8.  Place the dough ball in the center of the mold. Gently press from the center until the
     dough fill up the mold completely. Release the ring & unmold carefully, place the
 mooncake on a lined tray.

9.  Repeat for the rest of the ingredients.

10.  Lightly spray the mooncakes with some water and bake in a 160C-preheated oven at
       lower middle level for 10 minutes.

11. Remove to cool down for 10-15 minutes. (Important to let mooncakes to cool down) .

12. Brush egg wash on all sides of the mooncakes. Bake for another 5 minutes or until the
      egg wash are dried & the mooncakes look golden.

13. Remove to cool down on a wire rack completely. Wait for 2-3 days for the
      mooncakes to become soft again (to release oil) before consuming.

Remember to let the mooncakes to rest for 2-3 days before consuming.... this is to let the skin to turn soft.

My first attempt of baking mooncakes and much cheaper than store bought!


  1. Mel, your mooncakes look so irresistible! Lovely colour and beautiful print. Are they mini ones?

  2. Hi Veronica,
    Thank you! Yes, these mooncakes are mini ones in 6cm diameter.

  3. Your moon cakes are so pretty! Love the intricate design.

  4. These mini mooncakes are really beautifully done, mel! Just like the store bought ones ~ so pro! ^^

  5. Ah mui manyak pandai lah! Seriously, Mel, these mooncakes look so beautiful! I like molds with flower for mooncakes as I think now that I'm getting older, I prefer the traditional pattern for the traditional recipes. Thanks for mentioning my name here. My hubby doesn't like salted egg yolks so I didn't add in my moocakes but I actually prefer to eat with them. So now you know what should do lah, belanjar, hahaha!

  6. Your mooncakes look golden and the pattern also look beautiful, well done Mel.

  7. agree with Sonia! these are so nicely done it looks like those food on display!

  8. Hi Mel,
    Your mooncakes looks perfect, I would never know that this is your first time making them! Great job!

  9. Congrats, Mel. Your first attempt is very well done, nicely baked and I like all the designs. Thumbs up!

  10. Hi Mel, I think your mooncakes looks beautiful! Cannot believe it is the first time you are making this! Yep, making mooncakes ourselves are so much cheaper than buying although the packaging can be really tempting:D

  11. Hi Mel, your mooncakes look perfect and delicious! Like you, I'm not a fan of those mooncakes sold outside because they are mostly too sweet and they are getting so expensive!

  12. Those look so beautiful and perfect! I love mooncakes but wait until someone gives them to me as a present. They are so expensive here, £7+ each. I bought some mooncake moulds in Malaysia but have yet to embark on the daunting task of using them.

  13. Good afternoon,
    The mooncakes truly looks so beautiful and perfect. The patterns are so interesting too.

  14. Hi Mel, WAAAA.... your mooncakes look so perfectly done & lovely! I've not tried this traditional mooncake before , only made some snowskin mooncakes . Thanks for sharing this recipe, bookmarking again! hehehehehhe

  15. Gorgeous photos! These sound so delicious and so wholesome - love it!

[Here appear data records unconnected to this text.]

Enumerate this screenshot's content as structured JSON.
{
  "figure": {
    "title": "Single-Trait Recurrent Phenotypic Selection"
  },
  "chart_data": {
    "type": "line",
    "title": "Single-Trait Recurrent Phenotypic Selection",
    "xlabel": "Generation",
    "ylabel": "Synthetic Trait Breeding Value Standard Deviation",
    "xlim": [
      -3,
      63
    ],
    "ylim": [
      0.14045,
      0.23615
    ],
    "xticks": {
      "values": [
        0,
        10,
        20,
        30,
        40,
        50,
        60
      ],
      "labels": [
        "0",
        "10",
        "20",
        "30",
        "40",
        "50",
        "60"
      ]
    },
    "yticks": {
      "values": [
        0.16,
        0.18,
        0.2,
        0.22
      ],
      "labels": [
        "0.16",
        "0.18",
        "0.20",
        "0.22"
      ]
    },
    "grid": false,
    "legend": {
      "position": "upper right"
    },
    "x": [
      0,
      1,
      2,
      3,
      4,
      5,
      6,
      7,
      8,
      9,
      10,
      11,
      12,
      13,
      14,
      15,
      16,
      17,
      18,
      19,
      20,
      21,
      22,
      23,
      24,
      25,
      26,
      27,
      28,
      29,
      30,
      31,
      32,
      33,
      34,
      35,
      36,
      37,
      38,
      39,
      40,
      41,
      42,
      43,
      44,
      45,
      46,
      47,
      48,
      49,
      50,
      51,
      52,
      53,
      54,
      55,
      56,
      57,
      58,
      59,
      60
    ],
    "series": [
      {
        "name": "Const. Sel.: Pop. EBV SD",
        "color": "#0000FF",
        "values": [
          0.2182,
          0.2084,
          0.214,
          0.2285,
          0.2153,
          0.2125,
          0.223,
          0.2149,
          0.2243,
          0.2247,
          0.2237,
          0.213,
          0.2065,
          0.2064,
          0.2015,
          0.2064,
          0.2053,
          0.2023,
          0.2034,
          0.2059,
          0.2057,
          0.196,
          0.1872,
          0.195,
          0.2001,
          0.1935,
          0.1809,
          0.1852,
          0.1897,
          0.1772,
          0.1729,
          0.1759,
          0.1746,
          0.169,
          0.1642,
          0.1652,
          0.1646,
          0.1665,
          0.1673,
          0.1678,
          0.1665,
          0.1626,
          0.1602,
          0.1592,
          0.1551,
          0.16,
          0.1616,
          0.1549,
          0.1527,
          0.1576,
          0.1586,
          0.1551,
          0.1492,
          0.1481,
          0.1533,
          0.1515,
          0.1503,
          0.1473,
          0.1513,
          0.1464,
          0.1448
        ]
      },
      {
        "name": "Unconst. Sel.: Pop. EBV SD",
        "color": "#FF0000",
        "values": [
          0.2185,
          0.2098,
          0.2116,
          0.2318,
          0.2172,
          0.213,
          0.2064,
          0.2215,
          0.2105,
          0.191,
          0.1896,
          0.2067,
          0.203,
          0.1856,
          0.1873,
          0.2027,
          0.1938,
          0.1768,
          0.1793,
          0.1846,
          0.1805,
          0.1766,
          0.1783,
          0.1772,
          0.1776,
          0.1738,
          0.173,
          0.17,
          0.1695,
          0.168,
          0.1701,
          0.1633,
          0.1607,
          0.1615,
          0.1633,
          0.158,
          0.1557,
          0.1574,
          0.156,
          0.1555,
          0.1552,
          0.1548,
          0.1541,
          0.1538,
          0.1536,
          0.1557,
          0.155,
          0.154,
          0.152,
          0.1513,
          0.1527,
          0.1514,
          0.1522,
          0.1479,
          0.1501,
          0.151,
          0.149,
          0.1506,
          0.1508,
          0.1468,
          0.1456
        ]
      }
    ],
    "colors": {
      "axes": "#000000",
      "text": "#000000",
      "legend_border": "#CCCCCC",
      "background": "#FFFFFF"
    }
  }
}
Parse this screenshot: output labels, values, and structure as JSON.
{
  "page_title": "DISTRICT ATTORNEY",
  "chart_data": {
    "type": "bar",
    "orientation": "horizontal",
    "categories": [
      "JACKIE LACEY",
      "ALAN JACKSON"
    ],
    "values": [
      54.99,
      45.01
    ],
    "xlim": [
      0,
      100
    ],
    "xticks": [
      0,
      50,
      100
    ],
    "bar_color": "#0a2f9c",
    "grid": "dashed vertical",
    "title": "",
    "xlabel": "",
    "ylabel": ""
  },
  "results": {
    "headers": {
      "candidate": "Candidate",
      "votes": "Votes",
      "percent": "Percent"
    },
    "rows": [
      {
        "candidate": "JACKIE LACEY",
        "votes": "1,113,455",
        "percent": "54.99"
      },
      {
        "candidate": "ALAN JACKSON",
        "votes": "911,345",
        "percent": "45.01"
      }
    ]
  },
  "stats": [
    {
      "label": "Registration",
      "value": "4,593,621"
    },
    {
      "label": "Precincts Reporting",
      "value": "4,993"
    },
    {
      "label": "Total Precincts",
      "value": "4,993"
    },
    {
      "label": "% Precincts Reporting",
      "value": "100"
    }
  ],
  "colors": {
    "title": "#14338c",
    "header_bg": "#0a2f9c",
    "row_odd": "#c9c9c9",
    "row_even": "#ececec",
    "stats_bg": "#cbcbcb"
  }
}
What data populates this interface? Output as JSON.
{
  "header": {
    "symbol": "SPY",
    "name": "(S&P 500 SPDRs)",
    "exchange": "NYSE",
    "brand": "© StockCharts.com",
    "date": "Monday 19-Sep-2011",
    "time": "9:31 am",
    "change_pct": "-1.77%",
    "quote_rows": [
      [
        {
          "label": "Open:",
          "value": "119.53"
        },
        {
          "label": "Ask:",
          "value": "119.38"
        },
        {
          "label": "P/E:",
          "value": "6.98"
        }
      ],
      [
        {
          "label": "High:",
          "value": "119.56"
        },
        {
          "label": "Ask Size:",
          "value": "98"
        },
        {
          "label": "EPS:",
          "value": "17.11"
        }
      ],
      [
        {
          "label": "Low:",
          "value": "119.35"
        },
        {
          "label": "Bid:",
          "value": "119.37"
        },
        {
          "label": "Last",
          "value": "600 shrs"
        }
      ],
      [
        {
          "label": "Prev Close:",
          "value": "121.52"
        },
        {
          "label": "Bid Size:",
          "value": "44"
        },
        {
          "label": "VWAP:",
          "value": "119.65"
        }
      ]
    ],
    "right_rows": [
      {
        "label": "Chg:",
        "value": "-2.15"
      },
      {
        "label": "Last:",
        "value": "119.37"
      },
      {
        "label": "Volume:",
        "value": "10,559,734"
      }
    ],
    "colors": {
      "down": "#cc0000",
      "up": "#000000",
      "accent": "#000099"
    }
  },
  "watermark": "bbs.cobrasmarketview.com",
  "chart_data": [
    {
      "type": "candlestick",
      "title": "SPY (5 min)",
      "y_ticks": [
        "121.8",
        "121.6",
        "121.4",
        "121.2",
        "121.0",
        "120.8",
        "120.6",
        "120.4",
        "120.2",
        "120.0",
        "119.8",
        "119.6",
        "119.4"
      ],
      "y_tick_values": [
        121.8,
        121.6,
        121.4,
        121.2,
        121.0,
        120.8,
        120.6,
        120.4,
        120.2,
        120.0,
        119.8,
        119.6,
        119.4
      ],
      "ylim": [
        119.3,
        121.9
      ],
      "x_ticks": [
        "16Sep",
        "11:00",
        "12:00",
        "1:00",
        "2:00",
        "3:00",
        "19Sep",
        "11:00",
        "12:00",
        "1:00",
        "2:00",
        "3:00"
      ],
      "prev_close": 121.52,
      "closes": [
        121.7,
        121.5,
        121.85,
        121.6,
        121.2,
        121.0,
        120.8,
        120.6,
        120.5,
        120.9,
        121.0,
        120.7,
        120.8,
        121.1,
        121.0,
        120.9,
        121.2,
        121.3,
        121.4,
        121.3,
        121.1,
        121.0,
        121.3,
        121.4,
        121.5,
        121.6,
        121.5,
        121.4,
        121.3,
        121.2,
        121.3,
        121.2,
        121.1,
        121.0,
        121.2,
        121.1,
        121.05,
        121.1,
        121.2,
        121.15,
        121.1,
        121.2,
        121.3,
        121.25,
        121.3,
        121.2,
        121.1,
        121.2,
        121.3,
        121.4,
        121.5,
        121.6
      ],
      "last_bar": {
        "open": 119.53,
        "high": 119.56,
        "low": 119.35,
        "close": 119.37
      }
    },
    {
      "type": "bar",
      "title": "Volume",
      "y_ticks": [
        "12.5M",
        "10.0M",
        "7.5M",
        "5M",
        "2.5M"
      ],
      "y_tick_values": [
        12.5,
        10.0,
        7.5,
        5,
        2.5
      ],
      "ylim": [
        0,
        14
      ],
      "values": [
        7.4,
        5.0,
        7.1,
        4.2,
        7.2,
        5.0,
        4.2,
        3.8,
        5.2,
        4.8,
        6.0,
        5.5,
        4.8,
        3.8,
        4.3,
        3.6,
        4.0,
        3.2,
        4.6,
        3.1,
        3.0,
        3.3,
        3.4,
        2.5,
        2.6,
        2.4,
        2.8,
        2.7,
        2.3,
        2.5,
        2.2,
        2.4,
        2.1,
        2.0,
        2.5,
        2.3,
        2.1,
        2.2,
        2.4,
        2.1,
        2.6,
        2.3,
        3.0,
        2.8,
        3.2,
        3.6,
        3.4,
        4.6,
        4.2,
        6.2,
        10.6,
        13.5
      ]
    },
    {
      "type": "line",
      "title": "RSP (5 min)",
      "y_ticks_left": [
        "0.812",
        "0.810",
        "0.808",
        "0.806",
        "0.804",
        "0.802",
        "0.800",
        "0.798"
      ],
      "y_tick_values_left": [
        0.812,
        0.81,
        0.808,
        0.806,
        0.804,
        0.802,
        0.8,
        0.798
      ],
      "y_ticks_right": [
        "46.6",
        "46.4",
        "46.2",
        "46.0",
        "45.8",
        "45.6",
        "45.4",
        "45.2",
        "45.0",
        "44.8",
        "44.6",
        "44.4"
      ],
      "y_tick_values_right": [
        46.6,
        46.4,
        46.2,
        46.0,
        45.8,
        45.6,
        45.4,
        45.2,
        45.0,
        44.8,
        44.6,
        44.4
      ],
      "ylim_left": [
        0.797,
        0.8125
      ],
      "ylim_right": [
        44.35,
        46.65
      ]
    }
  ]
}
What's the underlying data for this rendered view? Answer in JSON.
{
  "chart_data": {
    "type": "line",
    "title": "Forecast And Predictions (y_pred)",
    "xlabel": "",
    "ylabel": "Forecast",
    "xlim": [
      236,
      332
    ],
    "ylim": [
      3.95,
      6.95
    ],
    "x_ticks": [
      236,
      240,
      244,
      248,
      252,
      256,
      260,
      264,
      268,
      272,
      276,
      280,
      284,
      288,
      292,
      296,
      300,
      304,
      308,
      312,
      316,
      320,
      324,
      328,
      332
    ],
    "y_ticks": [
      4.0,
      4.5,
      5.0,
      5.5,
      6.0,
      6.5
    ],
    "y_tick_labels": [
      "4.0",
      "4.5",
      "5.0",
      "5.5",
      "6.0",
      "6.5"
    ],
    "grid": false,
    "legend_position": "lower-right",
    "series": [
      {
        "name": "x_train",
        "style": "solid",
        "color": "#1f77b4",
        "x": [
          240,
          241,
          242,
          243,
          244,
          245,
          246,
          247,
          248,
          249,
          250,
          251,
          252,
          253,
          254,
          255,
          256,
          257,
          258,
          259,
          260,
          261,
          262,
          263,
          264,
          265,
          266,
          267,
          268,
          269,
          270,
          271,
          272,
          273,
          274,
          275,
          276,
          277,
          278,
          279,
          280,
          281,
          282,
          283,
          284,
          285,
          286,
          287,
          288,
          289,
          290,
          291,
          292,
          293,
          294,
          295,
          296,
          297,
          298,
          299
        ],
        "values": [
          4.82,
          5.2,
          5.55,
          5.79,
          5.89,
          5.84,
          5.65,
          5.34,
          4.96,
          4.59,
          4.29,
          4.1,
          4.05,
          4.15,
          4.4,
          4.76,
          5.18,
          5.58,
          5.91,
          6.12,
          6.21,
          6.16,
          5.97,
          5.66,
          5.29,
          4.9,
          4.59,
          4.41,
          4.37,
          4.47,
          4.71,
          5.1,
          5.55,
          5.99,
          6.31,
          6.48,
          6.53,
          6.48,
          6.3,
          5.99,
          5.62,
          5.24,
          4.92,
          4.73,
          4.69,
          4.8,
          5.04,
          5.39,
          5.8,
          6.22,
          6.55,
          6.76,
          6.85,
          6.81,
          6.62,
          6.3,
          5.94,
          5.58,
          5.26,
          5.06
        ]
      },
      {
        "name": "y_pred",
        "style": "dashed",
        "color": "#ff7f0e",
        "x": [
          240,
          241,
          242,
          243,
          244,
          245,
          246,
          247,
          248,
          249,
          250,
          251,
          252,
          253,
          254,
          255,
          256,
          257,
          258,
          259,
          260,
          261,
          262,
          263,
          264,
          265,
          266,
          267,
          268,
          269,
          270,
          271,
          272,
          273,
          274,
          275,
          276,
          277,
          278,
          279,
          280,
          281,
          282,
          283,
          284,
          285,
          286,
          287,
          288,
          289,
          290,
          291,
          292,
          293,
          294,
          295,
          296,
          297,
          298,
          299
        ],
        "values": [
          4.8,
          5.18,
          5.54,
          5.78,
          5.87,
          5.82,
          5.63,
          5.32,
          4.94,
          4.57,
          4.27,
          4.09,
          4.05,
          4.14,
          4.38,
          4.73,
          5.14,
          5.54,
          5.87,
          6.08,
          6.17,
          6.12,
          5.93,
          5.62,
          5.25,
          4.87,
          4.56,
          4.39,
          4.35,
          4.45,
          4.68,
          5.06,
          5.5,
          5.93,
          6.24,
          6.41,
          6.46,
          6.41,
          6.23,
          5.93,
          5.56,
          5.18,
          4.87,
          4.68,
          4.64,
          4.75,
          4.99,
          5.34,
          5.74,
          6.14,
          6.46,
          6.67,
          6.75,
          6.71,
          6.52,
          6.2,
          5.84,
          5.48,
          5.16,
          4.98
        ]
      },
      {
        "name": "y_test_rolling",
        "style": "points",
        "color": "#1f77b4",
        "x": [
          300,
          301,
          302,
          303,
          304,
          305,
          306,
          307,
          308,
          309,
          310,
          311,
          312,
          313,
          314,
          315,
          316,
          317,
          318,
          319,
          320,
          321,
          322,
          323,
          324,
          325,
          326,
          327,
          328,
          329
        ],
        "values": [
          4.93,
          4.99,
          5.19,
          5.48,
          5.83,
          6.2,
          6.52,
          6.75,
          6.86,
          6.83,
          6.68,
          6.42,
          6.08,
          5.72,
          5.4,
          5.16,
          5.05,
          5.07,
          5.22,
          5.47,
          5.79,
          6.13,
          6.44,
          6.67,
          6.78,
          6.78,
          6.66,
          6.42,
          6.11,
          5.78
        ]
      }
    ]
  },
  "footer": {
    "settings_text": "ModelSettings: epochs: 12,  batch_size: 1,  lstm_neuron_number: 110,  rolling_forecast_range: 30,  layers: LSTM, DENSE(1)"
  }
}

  16. Mel, hats off to you for the beautiful mooncakes!

  17. Mel, first time and you're doing it like a pro! Really beautiful mooncakes.

  18. Mel, your mooncakes absolutely looks good and beautiful, great job!!!
    I have no time to bake mooncake this year, hopefully can try it next year, hehe!

  19. Mel, your mooncakes are so pretty! One day I'd love to make it from scratch. :)

  20. Hi Mel,
    Are you sure this is your first attempt? You made them so beautifully.